Foundations Of Cognitive Science

Synthetic Psychology

Synthetic psychology is an approach to modeling or theorizing popularized by Braitenberg (1984). In synthetic psychology, models are not constructed after analyzing data. Instead, simple components or processes are combined to create a working system, the system is then embedded in an environment, and its behaviors are observed. That is, the model precedes data collection because the behaving model is the source of data. Synthetic psychology is a form of forward engineering.

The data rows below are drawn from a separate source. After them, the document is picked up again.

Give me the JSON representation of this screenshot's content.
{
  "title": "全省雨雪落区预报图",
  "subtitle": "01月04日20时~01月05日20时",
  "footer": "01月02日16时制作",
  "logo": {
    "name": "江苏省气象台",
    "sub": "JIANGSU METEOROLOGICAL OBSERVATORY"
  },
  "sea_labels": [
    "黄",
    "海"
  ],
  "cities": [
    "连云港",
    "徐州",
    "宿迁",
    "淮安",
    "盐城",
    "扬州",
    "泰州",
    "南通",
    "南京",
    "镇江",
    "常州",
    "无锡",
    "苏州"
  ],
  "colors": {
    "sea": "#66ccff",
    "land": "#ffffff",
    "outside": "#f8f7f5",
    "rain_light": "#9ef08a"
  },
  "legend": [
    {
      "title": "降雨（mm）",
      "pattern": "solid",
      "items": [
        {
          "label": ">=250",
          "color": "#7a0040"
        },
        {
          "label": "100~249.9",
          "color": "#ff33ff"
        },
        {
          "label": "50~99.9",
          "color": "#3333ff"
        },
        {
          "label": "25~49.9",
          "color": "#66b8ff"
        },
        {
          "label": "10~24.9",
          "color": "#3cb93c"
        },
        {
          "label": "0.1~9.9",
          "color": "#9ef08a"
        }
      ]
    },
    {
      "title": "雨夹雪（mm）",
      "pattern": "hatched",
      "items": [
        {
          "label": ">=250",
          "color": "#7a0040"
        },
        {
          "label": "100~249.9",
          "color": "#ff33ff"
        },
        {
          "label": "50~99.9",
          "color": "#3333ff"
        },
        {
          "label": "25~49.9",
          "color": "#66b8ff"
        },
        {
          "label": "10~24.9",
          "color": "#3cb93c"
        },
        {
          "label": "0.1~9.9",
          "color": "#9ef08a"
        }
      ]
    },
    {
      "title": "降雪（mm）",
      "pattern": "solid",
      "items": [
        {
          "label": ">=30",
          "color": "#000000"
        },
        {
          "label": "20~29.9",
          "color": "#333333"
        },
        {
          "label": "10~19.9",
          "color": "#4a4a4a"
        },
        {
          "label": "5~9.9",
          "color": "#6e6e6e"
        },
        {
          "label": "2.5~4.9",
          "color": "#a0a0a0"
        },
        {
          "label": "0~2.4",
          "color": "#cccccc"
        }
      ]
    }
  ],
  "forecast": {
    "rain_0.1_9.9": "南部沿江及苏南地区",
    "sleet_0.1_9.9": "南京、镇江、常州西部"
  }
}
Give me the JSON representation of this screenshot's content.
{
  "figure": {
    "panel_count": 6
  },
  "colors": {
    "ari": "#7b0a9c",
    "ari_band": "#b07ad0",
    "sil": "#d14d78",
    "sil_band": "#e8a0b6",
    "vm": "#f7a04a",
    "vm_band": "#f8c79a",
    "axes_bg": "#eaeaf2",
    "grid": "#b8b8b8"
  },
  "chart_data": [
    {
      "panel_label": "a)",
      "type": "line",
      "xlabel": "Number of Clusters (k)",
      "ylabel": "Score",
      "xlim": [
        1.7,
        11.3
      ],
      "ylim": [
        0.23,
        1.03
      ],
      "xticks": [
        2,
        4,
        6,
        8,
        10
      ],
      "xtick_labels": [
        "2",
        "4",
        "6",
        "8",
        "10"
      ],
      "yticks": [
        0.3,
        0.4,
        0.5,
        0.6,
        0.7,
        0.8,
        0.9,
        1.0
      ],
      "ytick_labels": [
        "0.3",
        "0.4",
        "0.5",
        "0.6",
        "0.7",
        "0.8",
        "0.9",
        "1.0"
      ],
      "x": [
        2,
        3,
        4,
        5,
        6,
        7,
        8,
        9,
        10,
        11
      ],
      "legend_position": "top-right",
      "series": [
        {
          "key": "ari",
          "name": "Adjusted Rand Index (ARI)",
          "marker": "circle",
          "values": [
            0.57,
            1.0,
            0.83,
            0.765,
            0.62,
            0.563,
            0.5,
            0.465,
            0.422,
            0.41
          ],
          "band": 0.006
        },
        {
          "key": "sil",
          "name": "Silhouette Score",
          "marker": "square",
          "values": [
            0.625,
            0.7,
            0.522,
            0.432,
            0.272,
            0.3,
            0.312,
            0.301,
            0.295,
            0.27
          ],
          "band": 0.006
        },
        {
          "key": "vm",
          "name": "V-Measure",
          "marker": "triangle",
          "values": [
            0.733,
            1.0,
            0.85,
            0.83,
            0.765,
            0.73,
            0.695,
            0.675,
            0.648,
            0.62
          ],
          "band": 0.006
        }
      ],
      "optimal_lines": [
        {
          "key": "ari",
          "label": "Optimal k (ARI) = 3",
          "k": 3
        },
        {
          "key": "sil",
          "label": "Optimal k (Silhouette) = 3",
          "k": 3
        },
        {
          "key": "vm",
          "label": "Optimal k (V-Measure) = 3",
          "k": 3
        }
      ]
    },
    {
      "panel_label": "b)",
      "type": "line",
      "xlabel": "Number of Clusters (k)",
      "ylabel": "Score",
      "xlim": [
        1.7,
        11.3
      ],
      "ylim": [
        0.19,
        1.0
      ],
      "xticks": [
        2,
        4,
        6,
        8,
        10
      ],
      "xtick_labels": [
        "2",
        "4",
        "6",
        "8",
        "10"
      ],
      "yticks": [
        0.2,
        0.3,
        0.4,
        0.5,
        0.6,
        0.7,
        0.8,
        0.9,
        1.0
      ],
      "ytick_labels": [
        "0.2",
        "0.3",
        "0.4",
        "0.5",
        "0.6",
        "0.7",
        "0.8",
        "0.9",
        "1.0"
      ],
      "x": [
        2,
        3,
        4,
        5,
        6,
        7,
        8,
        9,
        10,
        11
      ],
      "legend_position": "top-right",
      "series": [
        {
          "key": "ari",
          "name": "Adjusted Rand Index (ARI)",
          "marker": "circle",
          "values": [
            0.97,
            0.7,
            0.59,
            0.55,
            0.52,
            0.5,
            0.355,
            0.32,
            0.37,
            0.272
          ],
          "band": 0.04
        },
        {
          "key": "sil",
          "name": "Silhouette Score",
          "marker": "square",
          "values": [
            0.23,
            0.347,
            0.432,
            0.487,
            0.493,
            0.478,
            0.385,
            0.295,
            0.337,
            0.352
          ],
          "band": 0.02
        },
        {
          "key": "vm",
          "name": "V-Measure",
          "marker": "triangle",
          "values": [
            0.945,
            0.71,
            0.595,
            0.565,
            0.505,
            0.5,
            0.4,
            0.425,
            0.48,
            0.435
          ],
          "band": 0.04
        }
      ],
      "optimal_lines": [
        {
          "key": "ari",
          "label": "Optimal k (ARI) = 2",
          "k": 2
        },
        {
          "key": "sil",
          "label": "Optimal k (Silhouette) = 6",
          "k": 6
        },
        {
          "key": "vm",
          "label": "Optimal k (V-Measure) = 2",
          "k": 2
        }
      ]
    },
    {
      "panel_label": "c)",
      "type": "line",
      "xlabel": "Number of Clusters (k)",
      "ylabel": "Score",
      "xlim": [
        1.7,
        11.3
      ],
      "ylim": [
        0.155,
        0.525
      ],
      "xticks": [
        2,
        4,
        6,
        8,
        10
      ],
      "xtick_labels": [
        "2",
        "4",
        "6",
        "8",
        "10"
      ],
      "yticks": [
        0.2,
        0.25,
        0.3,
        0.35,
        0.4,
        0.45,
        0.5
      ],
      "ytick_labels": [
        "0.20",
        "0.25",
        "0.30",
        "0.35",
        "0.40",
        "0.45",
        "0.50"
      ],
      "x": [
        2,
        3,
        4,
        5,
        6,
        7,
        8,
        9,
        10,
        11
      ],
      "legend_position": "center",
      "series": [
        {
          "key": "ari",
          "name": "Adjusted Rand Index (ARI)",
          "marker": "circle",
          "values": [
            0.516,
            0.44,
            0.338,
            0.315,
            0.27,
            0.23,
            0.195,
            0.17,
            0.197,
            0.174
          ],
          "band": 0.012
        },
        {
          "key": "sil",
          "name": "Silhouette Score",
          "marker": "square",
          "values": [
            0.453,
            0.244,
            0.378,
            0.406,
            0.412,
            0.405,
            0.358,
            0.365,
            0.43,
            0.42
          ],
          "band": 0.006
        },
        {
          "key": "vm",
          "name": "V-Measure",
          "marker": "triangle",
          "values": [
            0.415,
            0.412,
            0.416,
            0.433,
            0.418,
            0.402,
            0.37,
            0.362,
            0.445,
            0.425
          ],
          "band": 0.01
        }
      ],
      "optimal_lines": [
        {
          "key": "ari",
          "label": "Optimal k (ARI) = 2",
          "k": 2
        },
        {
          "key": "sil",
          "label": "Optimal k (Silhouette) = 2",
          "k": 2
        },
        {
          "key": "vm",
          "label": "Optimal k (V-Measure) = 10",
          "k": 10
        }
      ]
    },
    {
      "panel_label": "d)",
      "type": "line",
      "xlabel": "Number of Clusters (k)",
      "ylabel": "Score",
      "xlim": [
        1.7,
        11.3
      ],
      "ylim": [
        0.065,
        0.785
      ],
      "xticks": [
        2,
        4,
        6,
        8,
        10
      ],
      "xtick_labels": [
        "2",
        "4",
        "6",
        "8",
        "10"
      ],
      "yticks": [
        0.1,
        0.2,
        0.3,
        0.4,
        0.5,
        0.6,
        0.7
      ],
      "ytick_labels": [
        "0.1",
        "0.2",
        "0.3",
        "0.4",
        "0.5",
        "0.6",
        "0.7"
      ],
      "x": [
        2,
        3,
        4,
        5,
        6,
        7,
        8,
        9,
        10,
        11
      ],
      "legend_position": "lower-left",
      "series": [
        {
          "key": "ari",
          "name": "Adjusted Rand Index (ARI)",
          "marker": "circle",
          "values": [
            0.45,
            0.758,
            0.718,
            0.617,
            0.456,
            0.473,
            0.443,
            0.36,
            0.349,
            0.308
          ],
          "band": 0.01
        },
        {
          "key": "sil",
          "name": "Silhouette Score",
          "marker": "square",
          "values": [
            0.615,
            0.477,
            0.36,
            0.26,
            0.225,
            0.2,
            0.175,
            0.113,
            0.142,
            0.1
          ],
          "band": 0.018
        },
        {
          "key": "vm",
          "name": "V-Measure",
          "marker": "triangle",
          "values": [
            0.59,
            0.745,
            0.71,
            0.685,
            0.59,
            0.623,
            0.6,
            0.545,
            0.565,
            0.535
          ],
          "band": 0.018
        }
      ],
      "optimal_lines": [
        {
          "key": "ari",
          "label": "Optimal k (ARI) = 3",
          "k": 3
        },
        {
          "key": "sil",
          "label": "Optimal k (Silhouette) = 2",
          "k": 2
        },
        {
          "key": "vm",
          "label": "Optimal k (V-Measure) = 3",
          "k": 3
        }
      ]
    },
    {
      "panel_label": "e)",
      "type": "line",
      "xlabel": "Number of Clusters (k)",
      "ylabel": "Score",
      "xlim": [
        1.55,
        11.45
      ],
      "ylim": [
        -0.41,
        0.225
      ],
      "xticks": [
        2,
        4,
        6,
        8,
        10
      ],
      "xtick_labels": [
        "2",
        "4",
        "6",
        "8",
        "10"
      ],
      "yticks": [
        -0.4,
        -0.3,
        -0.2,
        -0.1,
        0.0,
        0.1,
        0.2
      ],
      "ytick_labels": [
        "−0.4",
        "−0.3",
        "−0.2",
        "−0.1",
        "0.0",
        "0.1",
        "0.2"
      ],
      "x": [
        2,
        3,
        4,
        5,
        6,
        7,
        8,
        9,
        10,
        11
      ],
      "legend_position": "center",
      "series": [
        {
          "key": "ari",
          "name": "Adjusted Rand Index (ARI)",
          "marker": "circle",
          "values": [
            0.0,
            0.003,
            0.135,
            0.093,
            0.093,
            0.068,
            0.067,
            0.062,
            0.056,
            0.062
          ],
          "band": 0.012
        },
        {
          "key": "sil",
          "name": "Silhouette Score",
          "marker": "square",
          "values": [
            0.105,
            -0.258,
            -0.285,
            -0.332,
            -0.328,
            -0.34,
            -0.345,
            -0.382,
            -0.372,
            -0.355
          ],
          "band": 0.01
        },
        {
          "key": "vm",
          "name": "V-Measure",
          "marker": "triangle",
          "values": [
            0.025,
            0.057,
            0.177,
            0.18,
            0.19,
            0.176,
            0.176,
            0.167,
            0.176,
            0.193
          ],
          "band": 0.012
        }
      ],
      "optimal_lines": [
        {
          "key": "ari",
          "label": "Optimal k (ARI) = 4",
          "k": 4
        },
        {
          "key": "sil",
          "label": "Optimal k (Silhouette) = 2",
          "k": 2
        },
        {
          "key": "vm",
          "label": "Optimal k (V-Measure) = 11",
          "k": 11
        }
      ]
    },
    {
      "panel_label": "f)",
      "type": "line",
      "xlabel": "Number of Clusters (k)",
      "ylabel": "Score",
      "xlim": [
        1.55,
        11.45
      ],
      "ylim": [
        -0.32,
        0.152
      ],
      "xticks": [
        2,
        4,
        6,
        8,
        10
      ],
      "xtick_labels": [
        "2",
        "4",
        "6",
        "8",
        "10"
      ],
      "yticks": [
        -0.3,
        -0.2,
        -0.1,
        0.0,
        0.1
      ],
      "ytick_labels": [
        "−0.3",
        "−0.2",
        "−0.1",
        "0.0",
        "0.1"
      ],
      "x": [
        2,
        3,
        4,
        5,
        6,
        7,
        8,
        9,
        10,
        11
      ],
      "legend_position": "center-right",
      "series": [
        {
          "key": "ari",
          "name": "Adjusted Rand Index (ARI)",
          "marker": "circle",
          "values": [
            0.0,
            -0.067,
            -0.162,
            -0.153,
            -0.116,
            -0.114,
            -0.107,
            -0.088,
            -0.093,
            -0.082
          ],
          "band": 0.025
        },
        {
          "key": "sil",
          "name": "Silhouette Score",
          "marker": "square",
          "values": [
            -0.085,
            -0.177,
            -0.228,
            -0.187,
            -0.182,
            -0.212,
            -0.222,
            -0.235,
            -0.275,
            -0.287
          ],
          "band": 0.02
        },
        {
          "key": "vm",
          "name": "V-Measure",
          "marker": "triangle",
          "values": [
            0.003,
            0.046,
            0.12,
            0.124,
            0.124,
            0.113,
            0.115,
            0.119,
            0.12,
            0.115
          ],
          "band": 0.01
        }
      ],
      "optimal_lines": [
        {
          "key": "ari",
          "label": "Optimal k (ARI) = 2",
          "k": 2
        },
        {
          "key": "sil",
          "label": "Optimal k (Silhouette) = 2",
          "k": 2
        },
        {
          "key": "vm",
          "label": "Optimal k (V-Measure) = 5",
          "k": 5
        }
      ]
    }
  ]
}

Braitenberg has argued, in his law of downhill synthesis and uphill analysis, that synthetic models will be easier to create, simpler, and easier to understand than models created by the analytic approach. That is reverse engineering -- observing an intact system, and trying to infer its internal mechanisms -- will lead to more complex theories than necessary according to Braitenberg. The synthetic approach is clearly consistent with the work of behavior-based roboticists, but it is not restricted to such work. For instance, Dawson (2004) has argued that artificial neural networks are another interesting medium for conducting synthetic psychology.


  1. Braitenberg, V. (1984). Vehicles: Explorations In Synthetic Psychology. Cambridge, MA: MIT Press.
  2. Dawson, M. R. W. (2004). Minds And Machines : Connectionism And Psychological Modeling. Malden, MA: Blackwell Pub.